Es ist immer wieder zu hören oder zu lesen: "aber jeder Engländer oder Franzose ist doch auch stolz auf sein Land". Abgesehen davon, dass auch diese Form des Stolzes mit Argwohn (man denke an Algerien oder an den Burenkrieg usw.) betrachtet werden muss, gibt es den entscheidenden Hinweis auf die Unterschiedlichkeit dieser verschiedenen Nationalismen. Die deutsche Geschichte ist gepflastert mit Schändlichem. Das fängt (spätestens) mit dem Genozid an den Hereros an und endet (?) mit der Schändlichkeit, zum dritten Mal gegen Jugoslawien ins Feld zu ziehen. Und dazwischen liegt Auschwitz.
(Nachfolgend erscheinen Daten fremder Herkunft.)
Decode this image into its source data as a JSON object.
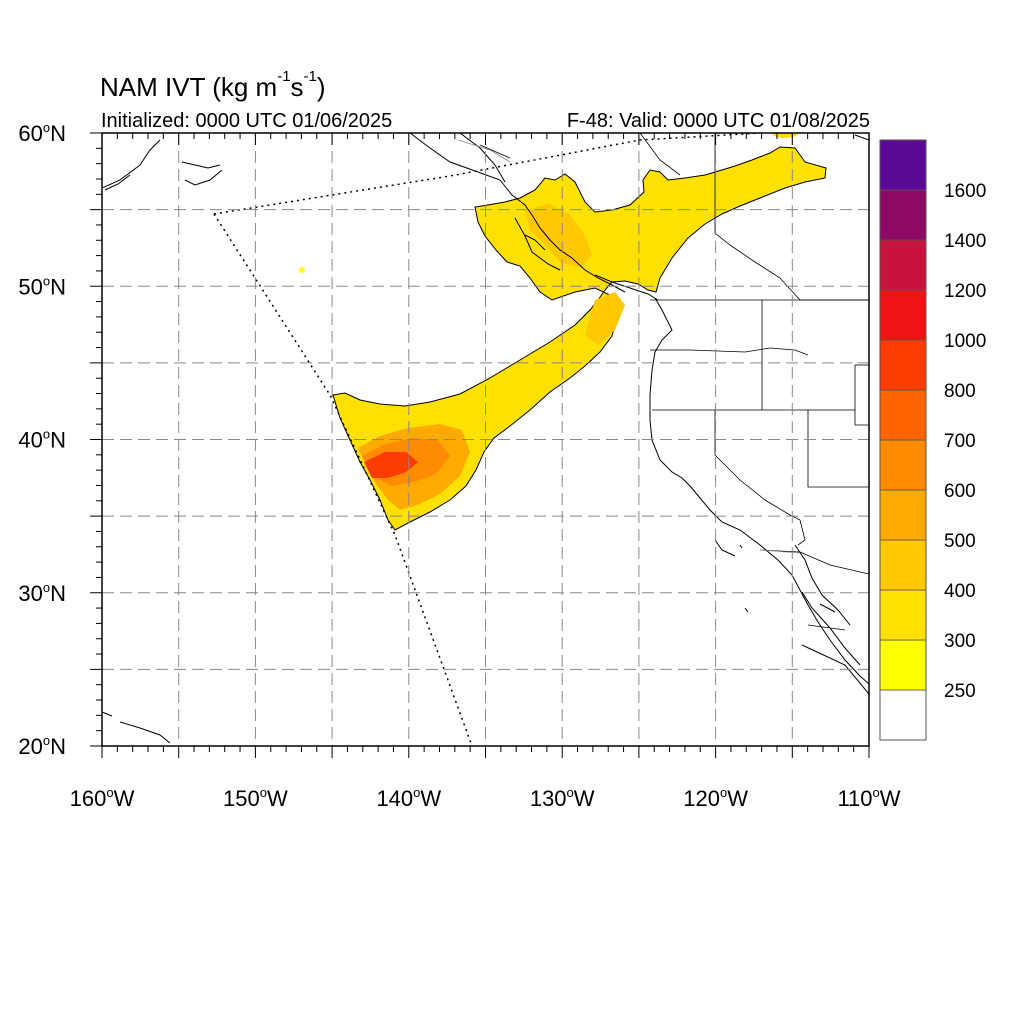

Das ist alles schlimm genug. Aber eben im Gegensatz zu England oder Frankreich gibt es in Deutschland die schwärende Wunde des "Verlustes der deutschen Ostgebiete". Wir erleben seit zehn Jahren die "Rückkehr zur Normalität". In diesem Sinne sind ja schon fast alle Verluste des verlorenen letzten Krieges revidiert worden. Deutschland ist europäische Hegemonialmacht und demnächst wohl die zweitstärkste Weltwirtschaftsmacht. Wer weiss, welche, bis dahin unvorstellbare Verschiebung die Weltpolitik 1989/90 mit sich gebracht hat, kann doch nicht die Augen vor der Wahrscheinlichkeit verschliessen, dass wir in zehn Jahren politische Bedingungen erleben werden, die auf dem Boden des "ich-bin-stolz-auf-Deutschland" eine neue Katastrophe heraufbeschwören können.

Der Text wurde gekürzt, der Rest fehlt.